In 2013 they acquired two companies. In May they acquired privately held RedCloud Security, an innovative provider of Web-based, physical and virtual access control systems. Through the acquisition, Avigilon adds a complementary product line to its end-to-end high-definition surveillance solution and provides the company with access to a growing segment of the global security market. Despite it being a different product it fits in neatly with their existing distribution network.

In December, Avigilon announced a definitive agreement to acquire the video analytics company VideoIQ for a cash consideration of US$32 million. Founded in 2006, VideoIQ has grown to become a leader in real-time intelligent video analytics solutions for security and business intelligence applications. VideoIQ has a developed portfolio of video analytics intellectual property, with 23 patents granted or pending, trade secrets and expertise.

This fits in directly with their existing business. Both of these acquisitions should deliver much more revenue than both companies achieved in 2013 and at the same time will provide their system integrators with a more comprehensive solution.

Our third ‘winner’ for 2014 is HID Global, a major subsidiary of ASSA ABLOY, which is a global leader in door opening solutions. Founded in 1994, ASSA ABLOY has grown from a regional company to an international company with annual sales of $7,2 billion (2012) a 12% growth on the previous year, mainly achieved through an astute acquisition programme involving 150 acquisitions.
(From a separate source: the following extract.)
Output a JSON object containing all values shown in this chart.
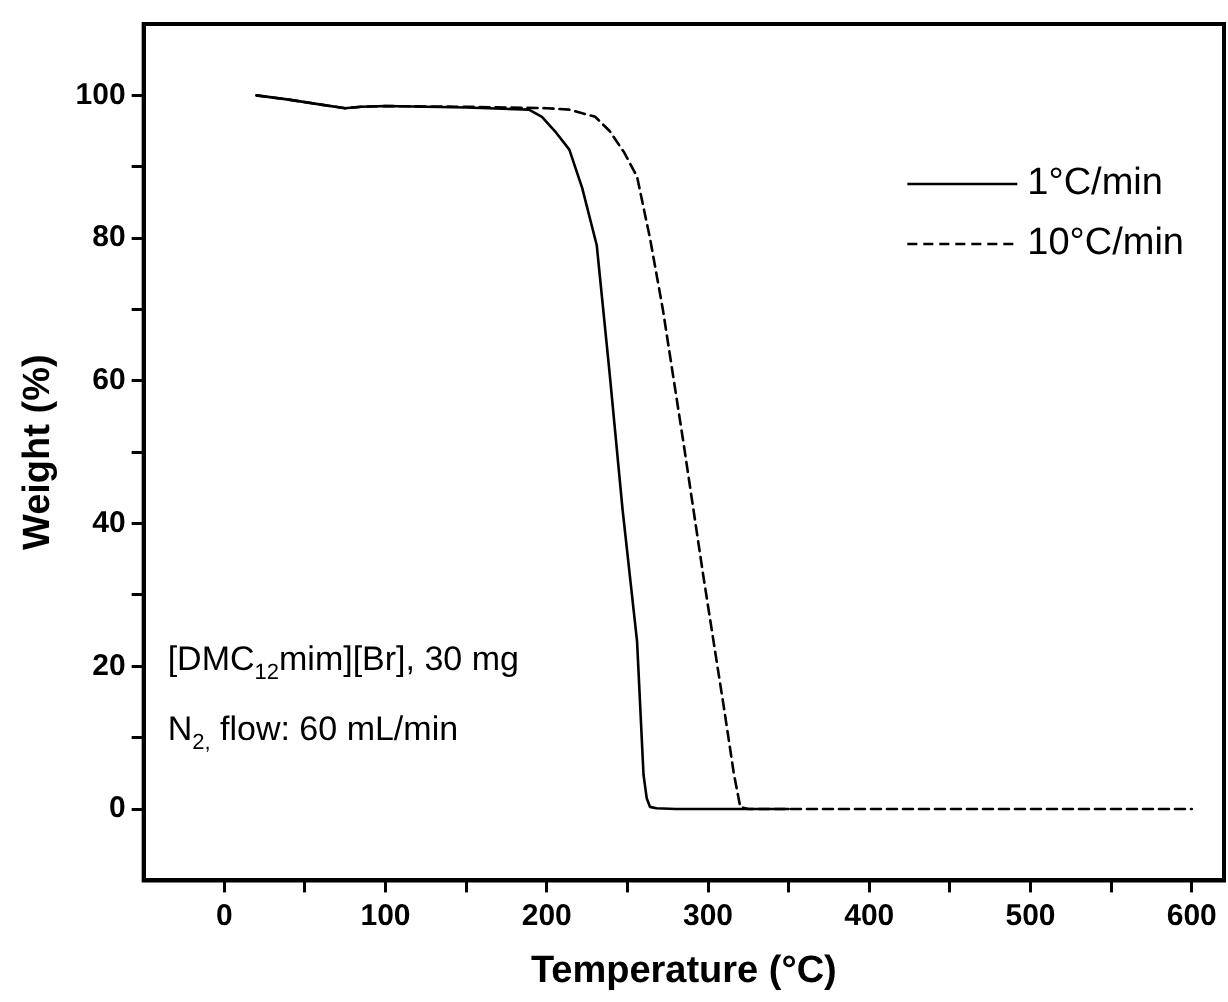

HID Global sales in 2012 are estimated at £3,3 billion having increased their contribution.

ASSA ABLOY acquired HID (Hughes Identification Devices) in 2000 and over the last 13 years has incorporated some 15 companies into the HID organisation. Starting with access control products through Motorola Indala, they have progressed to identification technologies with Active Identity being a major acquisition in 2010.

Since then major acquisitions have included LaserCard, IdenTrust, Lumidigm and Codebench. The combination of the companies has made HID Global a worldwide leader in secure identity solutions that use multispectral imaging technology, software, and biometric fingerprint sensors to authenticate identities with a high degree of certainty.

HID Global has delivered growth over 12% in the last two years despite difficult trading conditions and now has a strong cash flow and good financial stability to continue growth through organic means and acquisition.